Ed Stourton is leaving the Today programme next year after a decade presenting the Radio 4 flagship morning news programme to ‘concentrate on other BBC projects’.
The BBC announced this afternoon that his replacement will be Justin Webb, the BBC’s north America editor, who will return to London to take up the new job from next October.
Webb is a former BBC Breakfast News and Six O’Clock News presenter, who spent three years as the BBC’s Europe correspondent before moving to the US, where he led the broadcaster’s coverage of the US election, reporting for radio, television and online.
‘[Today] has been a part of my BBC life for many years and more importantly it’s a part of British life,” Webb said in a statement.

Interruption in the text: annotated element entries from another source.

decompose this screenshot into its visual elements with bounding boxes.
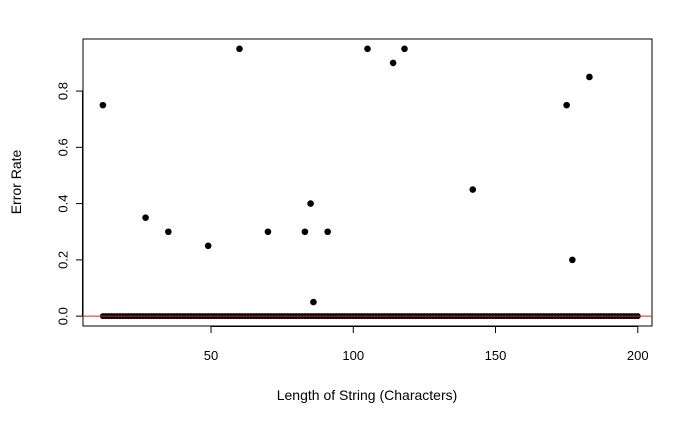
data-point xyxy=(204,242,212,250)
plot-frame xyxy=(82,38,653,327)
data-point xyxy=(586,73,593,81)
x-tick-label: 100 xyxy=(342,348,364,363)
data-point xyxy=(264,228,272,236)
data-point xyxy=(469,186,477,193)
x-tick-label: 200 xyxy=(627,348,649,363)
y-axis-label: Error Rate xyxy=(8,150,24,215)
y-tick-label: 0.2 xyxy=(56,251,71,269)
x-tick-label: 150 xyxy=(485,348,507,363)
data-point xyxy=(310,298,317,306)
data-point xyxy=(165,228,172,236)
data-point xyxy=(307,200,314,207)
x-tick-label: 50 xyxy=(204,348,218,363)
y-tick-label: 0.8 xyxy=(56,82,71,100)
data-point xyxy=(236,45,243,53)
data-point xyxy=(401,45,408,53)
data-point xyxy=(563,101,570,109)
x-axis-label: Length of String (Characters) xyxy=(277,387,458,403)
y-tick-label: 0.0 xyxy=(56,307,71,325)
data-point xyxy=(142,214,149,221)
y-tick-label: 0.4 xyxy=(56,195,71,213)
data-point xyxy=(324,228,331,236)
data-point xyxy=(301,228,309,236)
y-axis: 0.0 0.2 0.4 0.6 0.8 xyxy=(56,82,83,325)
data-point xyxy=(99,101,107,109)
data-point xyxy=(389,59,397,67)
x-axis: 50 100 150 200 xyxy=(204,326,649,363)
y-tick-label: 0.6 xyxy=(56,138,71,156)
data-points-group xyxy=(99,45,593,306)
data-point xyxy=(569,256,576,264)
data-point xyxy=(364,45,371,53)
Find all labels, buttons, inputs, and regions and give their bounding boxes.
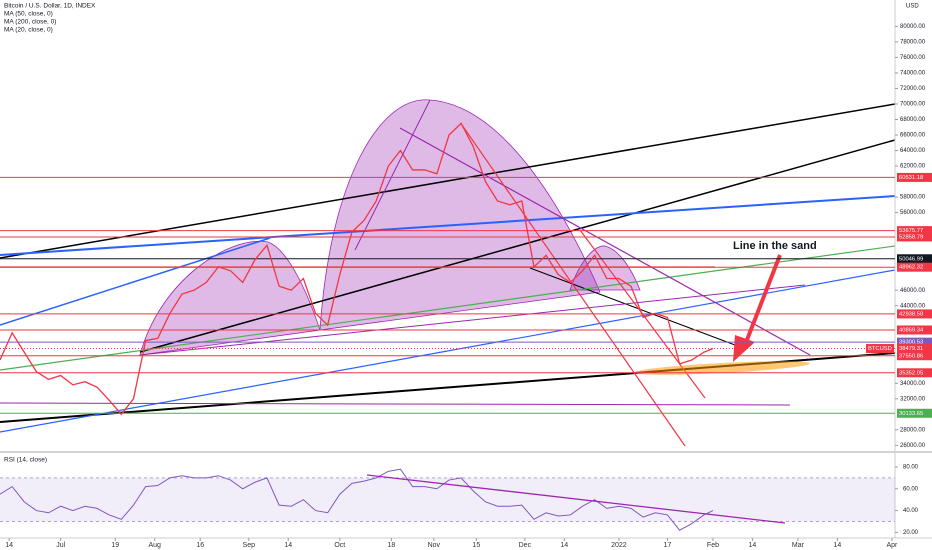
price-label-box — [897, 344, 932, 354]
level-label-box — [897, 325, 932, 335]
level-label: 60531.18 — [899, 175, 923, 181]
y-tick-label: 46000.00 — [900, 288, 926, 294]
rsi-tick-label: 20.00 — [903, 530, 919, 536]
annotation: Line in the sand — [733, 240, 817, 252]
y-tick-label: 44000.00 — [900, 303, 926, 309]
y-tick-label: 64000.00 — [900, 148, 926, 154]
level-label: 52858.79 — [899, 234, 923, 240]
indicator-label: MA (20, close, 0) — [4, 27, 53, 34]
y-tick-label: 62000.00 — [900, 164, 926, 170]
x-tick-label: Sep — [243, 542, 256, 549]
x-tick-label: 2022 — [611, 542, 627, 549]
y-tick-label: 34000.00 — [900, 381, 926, 387]
y-tick-label: 76000.00 — [900, 55, 926, 61]
price-name: BTCUSD — [868, 346, 892, 352]
x-tick-label: 14 — [284, 542, 292, 549]
y-tick-label: 78000.00 — [900, 39, 926, 45]
level-label-box — [897, 368, 932, 378]
chart-title: Bitcoin / U.S. Dollar, 1D, INDEX — [4, 3, 96, 10]
x-tick-label: 16 — [196, 542, 204, 549]
level-label-box — [897, 309, 932, 319]
y-tick-label: 74000.00 — [900, 71, 926, 77]
y-tick-label: 72000.00 — [900, 86, 926, 92]
level-label: 53675.77 — [899, 228, 923, 234]
y-tick-label: 32000.00 — [900, 396, 926, 402]
y-tick-label: 56000.00 — [900, 210, 926, 216]
y-tick-label: 26000.00 — [900, 443, 926, 449]
level-label: 42938.58 — [899, 311, 923, 317]
x-tick-label: Nov — [428, 542, 441, 549]
y-tick-label: 70000.00 — [900, 102, 926, 108]
x-tick-label: 14 — [5, 542, 13, 549]
x-tick-label: Mar — [792, 542, 805, 549]
rsi-trend-line — [366, 474, 786, 524]
currency-label: USD — [906, 4, 919, 10]
x-tick-label: Feb — [707, 542, 719, 549]
x-tick-label: 17 — [664, 542, 672, 549]
x-tick-label: Dec — [519, 542, 532, 549]
level-label-box — [897, 408, 932, 418]
price-name-box — [866, 344, 894, 354]
price-label: 38479.31 — [899, 346, 923, 352]
level-label: 30133.65 — [899, 411, 923, 417]
level-label-box — [897, 226, 932, 236]
rsi-tick-label: 80.00 — [903, 465, 919, 471]
rsi-tick-label: 40.00 — [903, 508, 919, 514]
level-label: 37550.86 — [899, 353, 923, 359]
level-label: 50046.99 — [899, 256, 923, 262]
x-tick-label: 14 — [560, 542, 568, 549]
y-tick-label: 80000.00 — [900, 24, 926, 30]
x-tick-label: Apr — [887, 542, 899, 549]
x-tick-label: 15 — [472, 542, 480, 549]
cup-shapes — [139, 99, 641, 356]
x-tick-label: Oct — [334, 542, 345, 549]
x-tick-label: 19 — [111, 542, 119, 549]
level-label-box — [897, 172, 932, 182]
highlight-zone — [634, 361, 810, 375]
rsi-band — [0, 477, 895, 522]
indicator-label: MA (200, close, 0) — [4, 19, 56, 26]
indicator-label: MA (50, close, 0) — [4, 11, 53, 18]
x-tick-label: 14 — [749, 542, 757, 549]
x-tick-label: 14 — [833, 542, 841, 549]
x-tick-label: 18 — [387, 542, 395, 549]
level-label-box — [897, 232, 932, 242]
price-line — [0, 122, 714, 416]
y-tick-label: 28000.00 — [900, 427, 926, 433]
x-tick-label: Aug — [148, 542, 161, 549]
rsi-tick-label: 60.00 — [903, 486, 919, 492]
level-label: 48962.32 — [899, 265, 923, 271]
y-tick-label: 58000.00 — [900, 195, 926, 201]
level-label-box — [897, 262, 932, 272]
level-label-box — [897, 351, 932, 361]
level-label-box — [897, 337, 932, 347]
level-label-box — [897, 254, 932, 264]
y-tick-label: 66000.00 — [900, 133, 926, 139]
x-tick-label: Jul — [56, 542, 65, 549]
rsi-title: RSI (14, close) — [4, 457, 47, 464]
level-label: 39300.53 — [899, 340, 923, 346]
level-label: 40869.34 — [899, 328, 924, 334]
level-label: 35352.05 — [899, 370, 923, 376]
y-tick-label: 68000.00 — [900, 117, 926, 123]
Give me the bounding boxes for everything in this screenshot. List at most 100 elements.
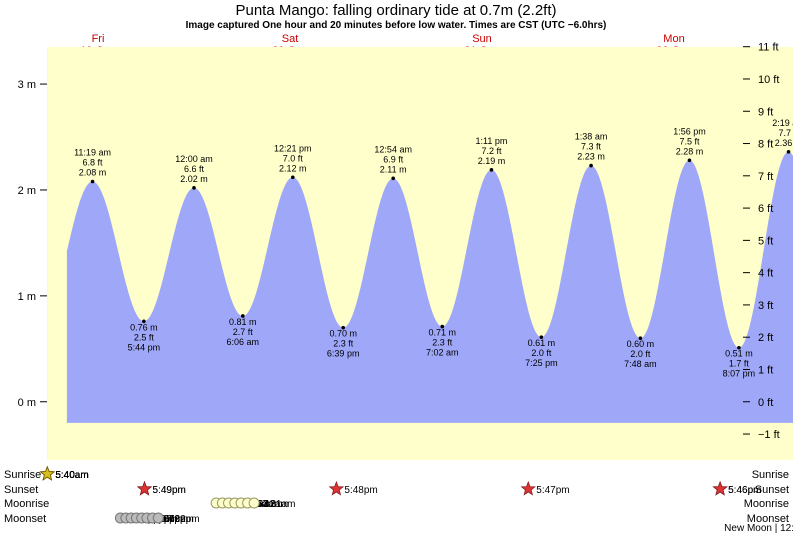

‘It’s an honour to have the chance to join the team.There isn’t a more challenging job, or a more satisfying job, in British broadcasting.”
Ed Stourton was a founder member of Channel 4 News in 1982, rising from scriptwriter to producer, duty home news editor, chief sub-editor and Washington correspondent.
He joined the BBC in 1988 as Paris correspondent before returning to ITN two years later as diplomatic editor.
His second spell at the BBC began in 1993, where he presented the One O’Clock News for six years and moved to Today in January 1999.
The Radio 4 morning news programme is fronted by two presenters each day, drawn from a rota of five. The other four presenters are John Humphrys, Sarah Montague, James Naughtie and Evan Davis, the former BBC economics editor.
According to the latest set of Rajar audience figures, covering the three months from mid-June to mid-September, the Today programme had an average weekly audience of 6.1m – up from 5.9m in the same period last year.